Principalmente a Stellantis que tem uma boa margem de lucro nos péssimos veículos que fabricam. O medo de perder o mercado para os chineses é muito grande.
O sistema rev, para mim seria o ideal
A versão elétrica BEV, obviamente.
Não compro carro elétrico que dependa só da bateria elétrica num país como o nosso. Que nunca vai se preparar para suprir as nossas distâncias.
Quem conhece a ind. automobistica brasileira sabe que vai usar tudo que puder para continuar com as suas maracutaias.
Tomara que os chineses não caiam nessa “esperteza” dos nossos “experts”.
A máfia é tão poderosa que dificilmente nós livraremos dessa cambada e passaremos a pagar fortunas por carros que nos exterior o consumidor paga migalhas.
Comprar carro q dependa de gasolina pra aumentar a autonomia do elétrico kkkkk e tem otario que acha boom. Vai pagar uma fortuna na revisão pós tem motor elétrico e a combustão. Tem q ser trouxa mesmo kkkkk
A versão elétrica é 10x melhor pq de fato vc está se desfazendo do passado dos motores a combustão, já ultrapassados.
pegar um híbrido não faz o menos sentido e não tem lógica, serve apenas para amortizar mais lentamente a transição energéticae dar mais lucro para essas empresas do século passado.
Outra coisa, a Stelantis aumentou o preço da versão elétrica que era de 188 e foi para 205k em menos de 1 mês do lançamento…acabou mostrando sua ganância e pior, mostrando que realmente que dar destaque a versão do século passado, e assim lucrar mais com manutenção e pecas.
Pois é. Deixei de comprar um C10 BEV devido a isso e comprei na semana passada um Geely EX5 BEV e já descobri que fiz uma OTIMA escolha. Marketing da Leapmotor errou feio. Agora imagine quantas vendas eles já perderam.

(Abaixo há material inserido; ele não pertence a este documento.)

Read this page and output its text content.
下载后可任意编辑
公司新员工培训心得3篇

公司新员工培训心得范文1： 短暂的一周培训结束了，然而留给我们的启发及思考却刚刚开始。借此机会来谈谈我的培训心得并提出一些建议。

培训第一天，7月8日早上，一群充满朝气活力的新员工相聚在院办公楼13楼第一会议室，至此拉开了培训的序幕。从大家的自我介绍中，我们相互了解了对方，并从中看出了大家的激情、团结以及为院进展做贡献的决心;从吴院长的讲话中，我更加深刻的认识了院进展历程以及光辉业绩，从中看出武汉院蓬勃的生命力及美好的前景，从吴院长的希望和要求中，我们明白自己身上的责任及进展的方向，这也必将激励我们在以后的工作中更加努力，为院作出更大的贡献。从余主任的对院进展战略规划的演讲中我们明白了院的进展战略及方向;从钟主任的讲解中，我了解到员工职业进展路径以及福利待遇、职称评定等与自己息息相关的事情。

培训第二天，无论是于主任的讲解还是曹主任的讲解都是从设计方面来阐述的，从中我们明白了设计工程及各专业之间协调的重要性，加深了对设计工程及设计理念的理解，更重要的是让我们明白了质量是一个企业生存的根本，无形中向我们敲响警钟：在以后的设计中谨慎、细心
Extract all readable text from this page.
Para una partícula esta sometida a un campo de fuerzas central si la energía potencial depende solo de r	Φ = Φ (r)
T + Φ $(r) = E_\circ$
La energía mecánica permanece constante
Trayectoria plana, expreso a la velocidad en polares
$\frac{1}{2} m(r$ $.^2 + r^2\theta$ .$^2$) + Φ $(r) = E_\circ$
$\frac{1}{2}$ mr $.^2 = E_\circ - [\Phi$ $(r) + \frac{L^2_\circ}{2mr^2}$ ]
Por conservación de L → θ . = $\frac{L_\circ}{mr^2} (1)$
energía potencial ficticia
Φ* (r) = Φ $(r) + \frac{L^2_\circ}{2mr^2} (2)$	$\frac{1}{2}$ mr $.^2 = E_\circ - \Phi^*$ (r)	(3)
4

Vi aqui um cidadão chamando quem não compra elétrico de ignorante. Onde moro por exemplo, temos dificuldade de EP. E onde tem tem somente um e toda vez que passo por eles na estrada por exemplo está ocupado, os hotéis não estão preparados para os elétricos, então aqui no MS é bom de usar elétrico somente na cidade, as distâncias entre cidades aqui são maiores que o normal, entre a capital e a segunda maior cidade são 250 km seria a cidade maior no estado mais perto, as demais vão de 300 km outras de 500 km, até Corumbá por exemplo temos 200 km só de Pantanal, não tem um posto de combustível. Nem todo estado no Brasil é igual São Paulo e Rio, que estão se acabando em postos elétricos. E estrada sabemos que emergências acontecem. Para já o híbrido reina muito mais que elétricos por exemplo. Eu mesmo trabalho viajando, já ensaiei várias vezes comprar um elétrico, mas todas as vzs que paro para fazer conta de tempo, acabo desistindo, pois tem momento que chego no meu destino e não consigo para meia hora em um lugar para deixar o carro abastecendo, simplesmente tenho que passar num posto encher o tanque e virar para traz. De noite aqui na estrada a miorinha dos Eletro postos são fechado na estrada.
Até 120 dias para faturar um C10 BEV e o REEV tem a pronta entrega em todo canto.
O consumidor tá levando o que tem. As duas versões tem suas vantagens e desvantagens, mas eu fui de REEV…
Se não há disponibilidade de Leapmotor elétrico na concessionária, a solução simples é comprar elétrico de outra marca, como GAC, Geely,BYD ou MG.